Online Adaptive Rumor Blocking with Pertinence Set
摘要
In real-world scenarios, social networks play a vital role in daily communication and serve as powerful channels for rapid information dissemination. However, this high degree of connectivity also facilitates the spread of rumors, underscoring the urgent need for effective rumor control mechanisms. Most existing approaches fail to adequately account for two critical aspects of real-world rumor propagation: first, that rumors typically unfold over multiple rounds, and second, that users vary in priority within practical social contexts.
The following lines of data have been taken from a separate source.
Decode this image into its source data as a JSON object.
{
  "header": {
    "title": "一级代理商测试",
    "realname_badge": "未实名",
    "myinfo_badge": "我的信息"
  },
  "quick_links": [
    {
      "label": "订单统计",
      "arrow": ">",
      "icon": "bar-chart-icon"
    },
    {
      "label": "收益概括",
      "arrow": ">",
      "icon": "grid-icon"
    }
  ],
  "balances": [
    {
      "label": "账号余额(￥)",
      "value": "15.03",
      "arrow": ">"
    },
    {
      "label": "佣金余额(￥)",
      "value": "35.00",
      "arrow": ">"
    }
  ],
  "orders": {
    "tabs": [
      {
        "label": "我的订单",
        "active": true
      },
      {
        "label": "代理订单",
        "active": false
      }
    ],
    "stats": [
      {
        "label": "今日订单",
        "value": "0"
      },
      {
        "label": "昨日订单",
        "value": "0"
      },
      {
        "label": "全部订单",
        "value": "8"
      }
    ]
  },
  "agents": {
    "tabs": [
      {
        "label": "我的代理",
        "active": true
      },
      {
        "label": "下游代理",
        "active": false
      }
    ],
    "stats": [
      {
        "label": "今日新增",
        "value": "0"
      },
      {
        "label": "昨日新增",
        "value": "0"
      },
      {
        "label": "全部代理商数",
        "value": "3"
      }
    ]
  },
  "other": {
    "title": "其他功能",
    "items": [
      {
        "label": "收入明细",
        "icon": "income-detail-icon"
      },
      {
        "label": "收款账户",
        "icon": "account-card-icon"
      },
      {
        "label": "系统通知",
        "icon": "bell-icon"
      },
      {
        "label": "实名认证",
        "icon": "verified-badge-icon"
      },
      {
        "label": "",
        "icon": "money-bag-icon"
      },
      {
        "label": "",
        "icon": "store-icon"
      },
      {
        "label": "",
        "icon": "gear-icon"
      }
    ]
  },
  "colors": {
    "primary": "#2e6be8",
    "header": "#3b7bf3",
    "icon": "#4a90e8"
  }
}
To address this gap, we propose a new problem formulation termed Online Adaptive Rumor Blocking with Pertinence Set (OARBP), and introduce a corresponding solution framework–the Multi-round Hybrid Greedy Framework (MHGF). This method employs an adaptive and intelligent strategy to combat multi-round rumor propagation through three core stages: a local phase, a global phase, and a realization phase. The primary objective is to select a set of truth-seed nodes that disseminate truthful information, thereby maximizing the spread of truth while ensuring sufficient coverage within high-priority user groups. Experimental evaluations conducted on eight real-world social network datasets demonstrate the efficiency and effectiveness of the proposed framework. The results indicate that our approach not only facilitates rapid truth propagation but also successfully achieves targeted protection of key users, outperforming several existing methods.